I traced my fingertip over the intricate D of Danny’s name a few times, absently smiling at it, thinking about his face and the ink-stains on his fingertips.

The secretary, Miss Cathy I think her name was, sighed heavily and squirmed in her hard little desk chair. Greying old mare, she was rather bulbous in certain parts of her physique, like all the fat accumulated in only these places and nowhere else. Namely her hips and ass. She could’ve used this bench I sat on better than my bony little butt could’ve. I snickered a little to myself. She didn’t look up but her hands adjusted her bra beneath her arm through the thin K-Mart pink t-shirt that showed too much of her armpit hair. Her hand just manipulating the underwire around like no one was there at all. The look on her face said the bra was pinching her.
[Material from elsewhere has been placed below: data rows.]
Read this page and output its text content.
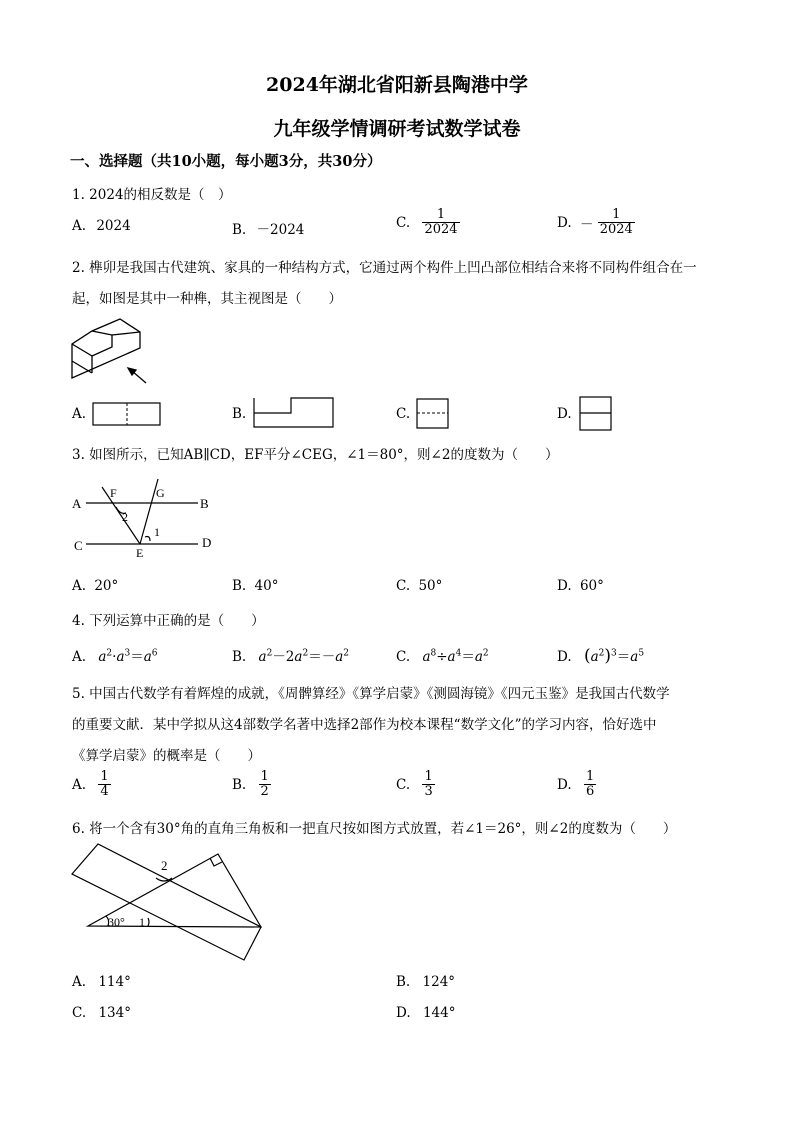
2024年湖北省阳新县陶港中学
九年级学情调研考试数学试卷
一、选择题（共10小题，每小题3分，共30分）
1. 2024的相反数是（　）
A. 2024	B. －2024	C. $\frac{1}{2024}$	D. － $\frac{1}{2024}$
2. 榫卯是我国古代建筑、家具的一种结构方式，它通过两个构件上凹凸部位相结合来将不同构件组合在一
起，如图是其中一种榫，其主视图是（　　）
A.	B.	C.	D.
3. 如图所示，已知AB∥CD，EF平分∠CEG，∠1＝80°，则∠2的度数为（　　）
A	B
C	D
E
F	G
1
2
A. 20°	B. 40°	C. 50°	D. 60°
4. 下列运算中正确的是（　　）
A. $a^2\cdot a^3=a^6$	B. $a^2-2a^2=-a^2$	C. $a^8\div a^4=a^2$	D. $(a^2)^3=a^5$
5. 中国古代数学有着辉煌的成就，《周髀算经》《算学启蒙》《测圆海镜》《四元玉鉴》是我国古代数学
的重要文献．某中学拟从这4部数学名著中选择2部作为校本课程“数学文化”的学习内容，恰好选中
《算学启蒙》的概率是（　　）
A. $\frac{1}{4}$	B. $\frac{1}{2}$	C. $\frac{1}{3}$	D. $\frac{1}{6}$
6. 将一个含有30°角的直角三角板和一把直尺按如图方式放置，若∠1＝26°，则∠2的度数为（　　）
30° 1
2
A. 114°	B. 124°
C. 134°	D. 144°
The look on my face surely said ‘I’m gonna barf.’

Third Period late bell rang and I jumped a little, lifting my eyes to the wall clock, ticking steadily like a bomb up near the ceiling.
Annoying sound, school clock ticking. Like everyone else in the world who ever met the public school system, I swore that second hand would skip backwards and force time to last for an extra five to fifteen minutes of this dreariness every day. Slowly bleeding life and energy from every kid what ever stumbled across the thresholds of a campus.
©2008-2009 *DgenRetEliteRabbit
Original version and remainder of this chapter of The Conductor can be found here:The Conductor

9 comments:

Marvin D Wilson said...

I like her style. Gritty, tough and raw, yes, but flat out good writing. :)

The Old silly

Jane Kennedy Sutton said...

I enjoyed this excerpt - great descriptions. It sounds as if it was written by someone who has been there and done that.

Elizabeth Spann Craig said...

Great voice. Thanks for the excerpt.

Elizabeth
Mystery Writing is Murder

Mike Douglas said...

Nice excerpt from one of my favorite dA writers.

L. Diane Wolfe said...

She may not think she's a good writer, but Rabbit blows me out of the water every time!

Helen Ginger said...

What a compelling detailed venue Rabbit has painted for the reader. Very good.

Helen
Straight From Hel

Anonymous said...

Thanks for introducing us to different voices and people. Always fun to stop by.

Allyn :)

Carolyn Howard-Johnson said...

Diane, you continue to bring us news about books we should know know about, want to know about.

Carolyn Howard-Johnson
Blogging at Writer's Digest 101 Best Website pick www.sharingwithwriters.blogspot.com

rabbit said...

thank you Diane! and thanks to everyone who read this excerpt from Conductor. i really appreciate it. and thanks to everyone for being patient with me.